Encampments provide community and stability to people experiencing homelessness. Not having to move every day means that residents can build up more protection from the elements. There is also security in having other people around, and it is easier for street outreach workers to find and provide support to people experiencing homelessness in encampments. It can be very difficult to locate individuals on the street who are constantly being moved. Encampments are certainly not solutions to homelessness, but in the current housing crisis they are a means of survival for the most vulnerable in society. 

Despite clear evidence that shelters are not accessible to all and that encampments are a necessity for survival, the city of Toronto continues to spend enormous amounts of energy destroying encampments and criminalizing the homeless. In September we reported that the city spent $2 million to violently evict encampment residents at Trinity Bellwoods Park, Alexandra Park, and Lamport stadium. On top of this, the city of Toronto has expended time and resources fighting housing advocates in court and blocking them from being able to assist their houseless neighbours. For example, early in 2021 the city served a local carpenter with an injunction ordering him to stop making and re-locating tiny homes which he had built to shelter the houseless. Those shelters were then taken or destroyed by city workers. This is the logic of the capitalist system. The ruling class would rather funnel money and resources into protecting private property and destroying shelters, than to provide humans with basic needs like housing. 

This is because homelessness is the inevitable by-product of capitalism. Most workers are at risk of becoming homeless at the whim of their bosses or the ruling class. The capitalist system requires a mass reserve of unemployed workers to utilize as a threat to get workers to submit to low wages and poor working conditions. And by making the necessity of life that is housing into a commodity, capitalism utilizes the threat of homelessness to drive up rent prices. Therefore, the system will never willingly end unemployment and homelessness. 

The tragic deaths of over 120 homeless people in Toronto could have been prevented. Had these individuals had access to safe and stable housing, quality health care including harm reduction and addiction treatment, proper nutrition, and responsive community resources, most of these deaths would not have occurred. But capitalism will never provide these necessities for everyone because the system relies on poor living conditions for workers and constantly increasing profit margins. 
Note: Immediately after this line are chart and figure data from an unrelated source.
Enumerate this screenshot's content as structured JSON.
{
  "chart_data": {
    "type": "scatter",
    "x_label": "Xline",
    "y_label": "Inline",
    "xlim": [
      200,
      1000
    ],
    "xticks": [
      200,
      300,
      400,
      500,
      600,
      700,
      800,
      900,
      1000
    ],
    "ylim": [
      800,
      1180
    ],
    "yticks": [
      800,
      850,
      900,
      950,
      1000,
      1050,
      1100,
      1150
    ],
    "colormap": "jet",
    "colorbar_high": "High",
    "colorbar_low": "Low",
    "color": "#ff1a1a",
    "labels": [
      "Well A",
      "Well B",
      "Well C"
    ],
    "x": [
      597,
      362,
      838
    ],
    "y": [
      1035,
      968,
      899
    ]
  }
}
A socialist planned economy, in which the workers own and control the wealth of society and use it to fulfil the needs of all people, would end homelessness. There are over 66,000 empty homes in Toronto—more than enough to house all those experiencing homelessness. Socialism would ensure those in need of housing were provided with one of those empty homes, as well as building quality social housing. Only a socialist planned economy can end poverty and homelessness, and countless deaths can be prevented.